Here’s a number for you 1,940,000,000. That’s the number of users Facebook has, as I am writing this article. And here’s another one, 338. That’s the average number of friends a user has. Sound familiar? The question here is, social-media jargon aside how many of them would you really trust, be comfortable around and call as your friends?
Before I continue any further, let’s make one thing clear. This is not an article about how detrimental Facebook is for us or how it’s a manipulative medium. Facebook has unarguably evolved into a powerful tool that has indeed changed most things for the better, as a matter of fact, the reason that you are probably reading this article is that of Facebook. But what about the unintended consequences so to speak of this potent tool?As I scroll through my own Facebook friends list I realize that most of these ‘Facebook friends’ are either old classmates I didn’t actually talk to in school, family friends I am still awkward around or batchmates I haven’t been all too familiar with. And yet we find ourselves being okay with divulging parts of our own lives to these people as if we know them personally.It is almost as if Facebook has allowed me to transform people I’ve had ephemeral interactions with into friends.
‘Acquaintance’, a term defined as a person one knows slightly, but who is not a close friend.When I re-read this definition keeping Facebook in mind, it probably sounds like my average ‘friend’. Facebook has blurred the conventional lines of friendship and added an extra circle of people in all our lives. But to what extent are all of us connected, I’m not quite sure. It is a tool so capable it acted as a GPS for the Arab revolution, on the other hand, it has isolated us even further from real conversations, interactions and the actual people we would see ourselves with. It has made us more conscious of who we are, at times not even our own selves.
And what exactly does it mean to ‘like’ something? Are you agreeing with what that post is trying to convey, or do you just like what they’re saying or are you agreeing to disagree and just respecting their opinion. The point here is that you may never know. Perhaps the scariest part here is the sense of slight happiness that you get when someone whose face you can’t recall likes a photo you posted, being tagged in that random video or that meme about handling life. I may go as far to even say that we are today seeking validation from people who don’t know us all that well.

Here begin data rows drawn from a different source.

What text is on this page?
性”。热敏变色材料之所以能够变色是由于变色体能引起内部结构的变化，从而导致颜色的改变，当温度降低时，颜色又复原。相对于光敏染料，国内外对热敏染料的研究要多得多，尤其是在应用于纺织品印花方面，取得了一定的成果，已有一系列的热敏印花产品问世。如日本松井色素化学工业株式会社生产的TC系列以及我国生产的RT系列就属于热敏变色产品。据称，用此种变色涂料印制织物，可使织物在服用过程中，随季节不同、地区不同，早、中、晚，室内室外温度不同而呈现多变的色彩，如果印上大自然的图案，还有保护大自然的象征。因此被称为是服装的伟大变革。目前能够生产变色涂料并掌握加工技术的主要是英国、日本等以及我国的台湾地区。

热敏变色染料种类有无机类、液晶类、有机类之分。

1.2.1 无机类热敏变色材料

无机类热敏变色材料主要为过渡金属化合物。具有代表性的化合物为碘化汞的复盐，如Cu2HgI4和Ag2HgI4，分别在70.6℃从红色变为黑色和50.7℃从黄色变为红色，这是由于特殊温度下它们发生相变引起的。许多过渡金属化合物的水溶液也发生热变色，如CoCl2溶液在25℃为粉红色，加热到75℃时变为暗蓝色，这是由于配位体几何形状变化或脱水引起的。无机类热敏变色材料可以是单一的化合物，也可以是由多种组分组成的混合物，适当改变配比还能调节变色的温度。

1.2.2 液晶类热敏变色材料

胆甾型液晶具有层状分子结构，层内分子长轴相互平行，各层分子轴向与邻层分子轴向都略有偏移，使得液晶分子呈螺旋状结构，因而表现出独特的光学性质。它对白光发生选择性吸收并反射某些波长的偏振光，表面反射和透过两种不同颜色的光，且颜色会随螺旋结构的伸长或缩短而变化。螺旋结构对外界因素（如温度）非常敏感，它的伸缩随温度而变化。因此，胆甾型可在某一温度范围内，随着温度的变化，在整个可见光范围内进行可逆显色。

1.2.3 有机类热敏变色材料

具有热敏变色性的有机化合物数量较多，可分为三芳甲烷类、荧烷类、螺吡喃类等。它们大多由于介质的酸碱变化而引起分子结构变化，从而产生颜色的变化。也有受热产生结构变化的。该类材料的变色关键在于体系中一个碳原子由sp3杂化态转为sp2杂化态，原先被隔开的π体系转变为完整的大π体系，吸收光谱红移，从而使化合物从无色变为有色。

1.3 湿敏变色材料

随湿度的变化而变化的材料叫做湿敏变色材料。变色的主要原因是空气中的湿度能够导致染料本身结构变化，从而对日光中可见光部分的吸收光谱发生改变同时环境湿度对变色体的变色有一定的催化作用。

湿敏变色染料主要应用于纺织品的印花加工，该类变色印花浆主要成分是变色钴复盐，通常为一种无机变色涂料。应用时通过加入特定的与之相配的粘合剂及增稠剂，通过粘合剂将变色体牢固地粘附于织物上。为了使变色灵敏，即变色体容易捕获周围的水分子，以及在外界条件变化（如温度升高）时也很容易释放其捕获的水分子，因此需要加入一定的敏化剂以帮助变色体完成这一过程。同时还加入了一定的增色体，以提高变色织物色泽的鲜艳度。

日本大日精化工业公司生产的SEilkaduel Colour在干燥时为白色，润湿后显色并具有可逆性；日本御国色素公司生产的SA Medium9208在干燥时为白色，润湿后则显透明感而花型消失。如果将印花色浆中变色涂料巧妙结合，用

Facebook also allows us to not deal with people of all kinds, not face the ones you don’t get along with, it’s as simple as muting their conversation or even un-friending them. In retrospect isn’t life all about facing the 80 % you don’t get along with, with the help of the 20% you actually trust. It is in our weakest moments that we come to terms with how important the people in our lives are and to be honest I don’t see how a social-media friend that I barely recount having a legitimate conversation with can help me out. And yet I partition my time between my social media friends and the ones in real life almost to the extent of being equal.
We are conditioned to project only our best, albeit unrealistic, selves on our social media profiles as a modern way of virtually keeping up with the Sharmajis. Most of us who post on social media post about our achievements, positive thoughts and happier times. So how can we go running to these people at our weakest times when all we project is our best. Could it be possible that we are losing the intrinsic aspect of relationships? The random 3 AM conversations, the subtle signs, the unspoken words.The unintended repercussion of such widely accepted and popular portal is that it has also managed to redefine how we perceive relationships and friends at it’s most basic level. This is probably not something you are not okay with, so am I. But the fact is that there are two sides to every major disruptive happening in the world, just like 2 sides of the same coin.